In the end, the book doesn't tell us much we didn't already know about this over-reported trial. Unless you think it's signally important to know that pro football player Marcus Allen, good friend and supposed lover of Nicole Simpson, has, in several ladies' humble estimation, the biggest penis they'd ever seen. (Nicole even nicknamed it: "Driftwood.") Or that, mid-trial, the Brown family had to be cajoled to reappear in the courtroom and when they did, it was in the person of Nicole's sister Tanya, who proceeded to neck with her fiancé in full view of the jury. Or that designer Carolina Herrera, feeling sympathy for O.J. Simpson's family, sent beautifully wrapped gift packages of her fragrances to Simpson's sisters, brother and mother. (They sent thank-you notes.) Or that Dale Cochran shops for Johnnie's boxers at Sulka.

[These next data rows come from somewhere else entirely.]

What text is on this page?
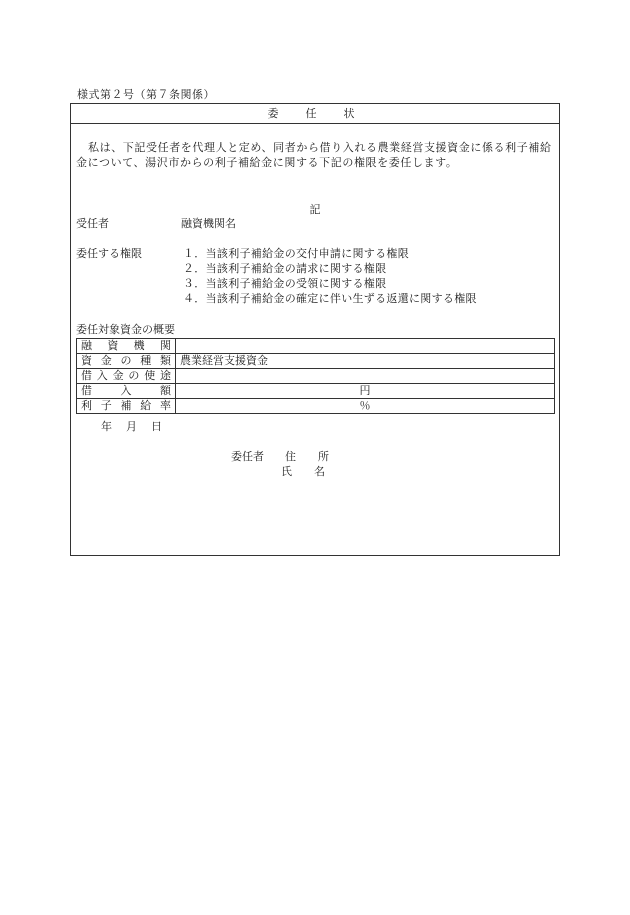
様式第２号（第７条関係）
委　任　状
私は、下記受任者を代理人と定め、同者から借り入れる農業経営支援資金に係る利子補給金について、湯沢市からの利子補給金に関する下記の権限を委任します。
記
受任者	融資機関名
委任する権限	１．当該利子補給金の交付申請に関する権限
２．当該利子補給金の請求に関する権限
３．当該利子補給金の受領に関する権限
４．当該利子補給金の確定に伴い生ずる返還に関する権限
委任対象資金の概要
融資機関	
資金の種類	農業経営支援資金
借入金の使途	
借入額	円
利子補給率	％
年月日
委任者 住所
氏名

The last time I met Dunne we were guests on the Charles Grodin show, a few days after the trial. Grodin preceded the hour with a rambling soliloquy on race that encompassed everything from black jubilation over the verdict ("Black people feel this is wonderful -- 'Thank you, Jesus!'") to his reaction to the Simi Valley King verdict a few years before to his feelings on anti-Semitism ("I never had to deal with [it]; I don't look Jewish ..."). Dunne and I blinked at each other. "What is he talking about?" Dunne muttered. We never found out. The rest of the hour wasn't any less psychedelic. Afterward, we walked out to the parking lot together and chatted for a moment. He asked for my number, and placed it in one of his little green leather notebooks. "This is it," he said, shaking hands, "I'm out of here." Soon after, he flew back to New York to resume his life, and we tried to return to normal, or what passes for it here. We're still struggling.
Like Truman Capote after his infamous "La Côte Basque 1965" was published in Esquire, Dunne will, in all likelihood, find himself banished from some of the elegant homes he used to frequent -- something, ironically, he'll have in common with Simpson. Unlike Simpson, he will, in all likelihood, consider it a price well paid. (Hey, nobody ever promised getting even wouldn't be expensive.) "This is my last murder trial," Dunne promised a Baltimore Sun reporter during an interview.
"Grafton says if you ever do another ... after this one, he's going to have an intervention," his fictional youngest son, Zander, says, half joking. That's a promise Dunne should keep. For his sake and ours.